The character of Apropos hasn’t changed too much; he’s not fond of the concept of Destiny, and is caught up in events that he really doesn’t have a stake in…unless, of course, you count getting killed.  The opening of the book is somewhat bent, but I’ve been known to have a twisted sense of humor too, and the Lord of the Rings riff qualified perfectly.  I was waiting for something really painful to happen to Apropos at the end of that sequence (I am NOT going into detail here; use your imagination, but remember that my warnings concerning Sir Apropos of Nothing hold true here, if not moreso).

The parts of this book that really stand out for me is after Apropos awakens to what appears to be a very different reality.  The character undergoes a startling transformation in personality from Apropos, the loser, to Apropos, the Peacelord of Wuin-to something else, due to discoveries made in the process.  I found it entirely believable given what we already knew of Apropos, and (perhaps) it wouldn’t be hard to believe that the same transformation could occur to anybody.

We also get to meet a couple of characters from the last book as well.  While Entipy doesn’t make a personal appearance, we do get to see a kind-of avatar of her (I’m being kind).  Sharee, of course, is back, and pops in and out of the general plot, and generally trying to make Apropos think about things he’d rather not.  And a certain wandering king pops up, who represents the big red flag to our protagonist.

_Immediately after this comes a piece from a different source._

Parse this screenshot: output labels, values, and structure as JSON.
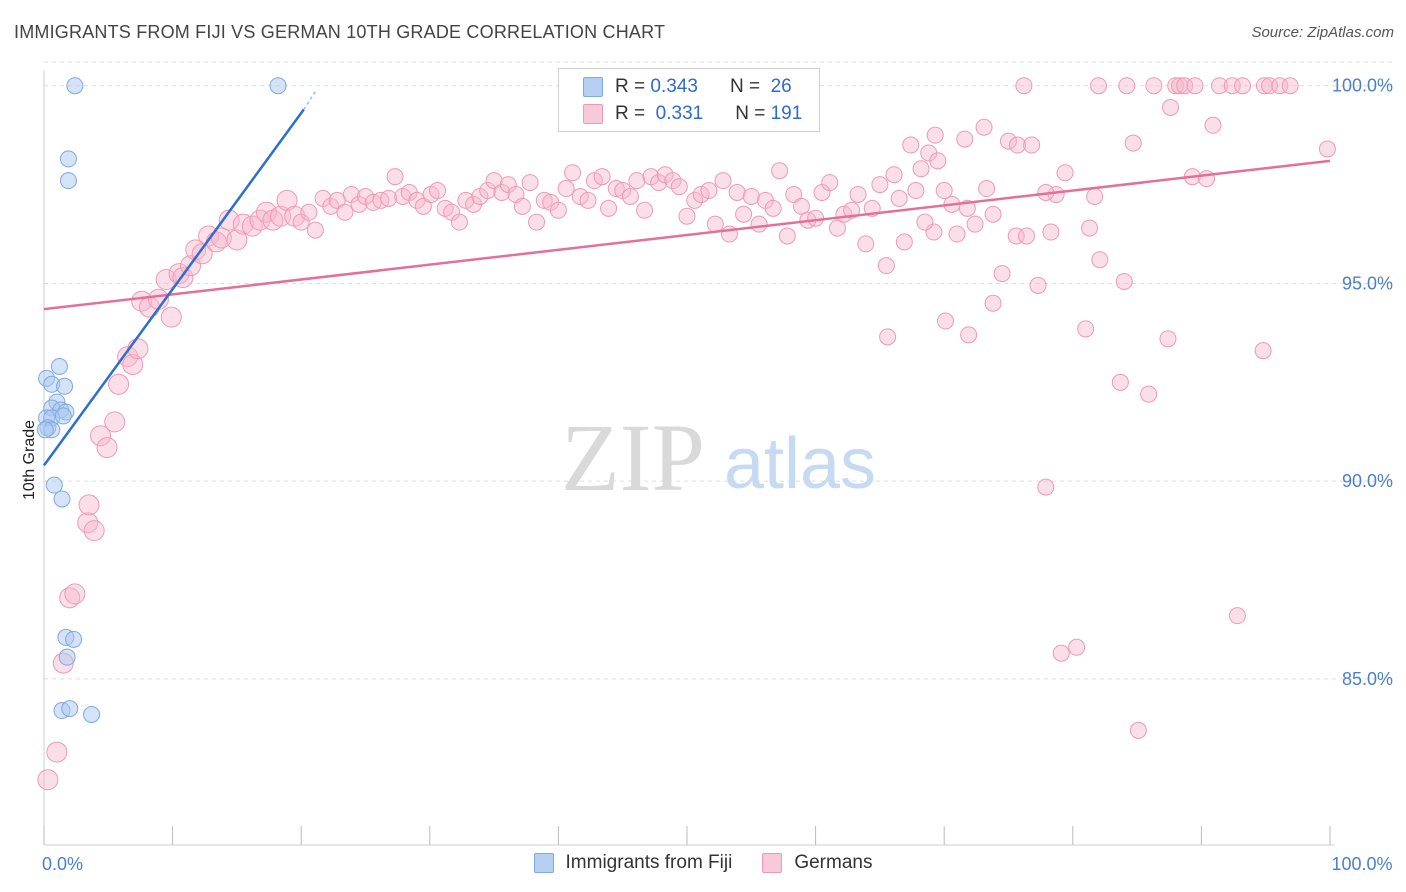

The finale comes with a number of unexpected twists (well, some of them; I only could guess at one of them), and hints at more “adventures” to follow-much to the dismay, undoubtedly, of Apropos. The Woad to Wuin was a fun read, and I think I enjoyed it a bit more than the last book-probably because it didn’t have to cover all the same ground on who Apropos is.  This one took us into the plot pretty quickly; and when you add David’s skill at mixing humor and seriousness into a story, you come up with a pretty good book.  If you like Sir Apropos of Nothing-or even felt kind of neutral for it-you may want to give Apropos a second chance.  If for no other reason than to watch the character squirm at finding himself a conqueror.  It’s good fun.